5. Reframe failure as a learning opportunity.

At the time of this writing I currently have something about this on my entrepreneurs blog (A Word For Winners). Discover the lessons that need to be learned and use them constructively in the future. The tendency to attribute success to luck or to other external reasons (and not their abilities) is a clear indicator of imposter syndrome. You may typically say or think, “I just got lucky” or “it was a fluke”, which often masks the fear that you will not be able to succeed the next time. But if you learn from perceived failure, then you have, indeed, actually succeeded!

6. Respect yourself enough to give yourself a break!

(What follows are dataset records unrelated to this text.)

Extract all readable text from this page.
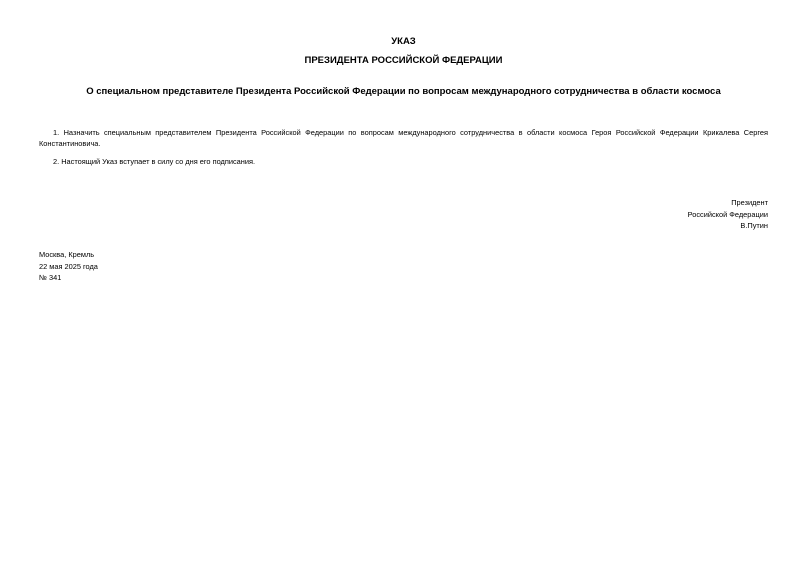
УКАЗ
ПРЕЗИДЕНТА РОССИЙСКОЙ ФЕДЕРАЦИИ
О специальном представителе Президента Российской Федерации по вопросам международного сотрудничества в области космоса
1. Назначить специальным представителем Президента Российской Федерации по вопросам международного сотрудничества в области космоса Героя Российской Федерации Крикалева Сергея Константиновича.
2. Настоящий Указ вступает в силу со дня его подписания.
Президент
Российской Федерации
В.Путин
Москва, Кремль
22 мая 2025 года
№ 341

Remember that you are entitled to make small mistakes occasionally and forgive yourself…and don’t forget to reward yourself for getting the big things right! The tendency to downplay success and discount it is marked in those with imposter syndrome. Don’t attribute your success to it being an easy task, don’t be so hard on yourself when you’re not perfect, and learn how to accept a compliment. It’s OK to be human.

7. Readily seek support.

Everyone needs help, so recognize that you can seek assistance and that you don’t have to do everything alone (because no one succeeds alone!). People want to help you, so don’t perceive their offering it to you as an indictment to your ability. Asking for help when you need it will give you a good reality check, and will also enable you to talk things through, which can ultimately create synergy.

4 Responses to “Overcoming The “Imposter Syndrome””

  1. It is so true about labeling our children and those ideas following them throughout their life.

    As an only child, like yourself, Bishop, we didn’t hear too much of that to be compared to siblings, of course.

    As the parent of eight children, born biologically and others gifted to me by adoption, it is when you hear THEM saying things about and to each other that you realize smack in the face the things you’ve said and how it just goes on and on.

    Good word you gave on that point and one that needs constant working on in our everyday talk.

    Northern Light

  2. Great site.
    I think the labeling can be very damaging to kids. By the time I was old enough to date, I definitely picked the “wrong” guys. It takes a looser to meet a looser, words from my ex-husband. I know that’s how I saw myself. Parenting is the hardest job on earth. Having three children myself, I realize how important our words are.

  3. Great article. I love the insight.

  4. This is really sweet. Not being there last Wednesday would have left a real void if not for this site. There is nothing like being ITB though. Hope to be there tonight.

    BTW, if I haven’t told you lately, your teachings have assited my growth more than any other study I’ve participated in. I see this series doing just as much if not more.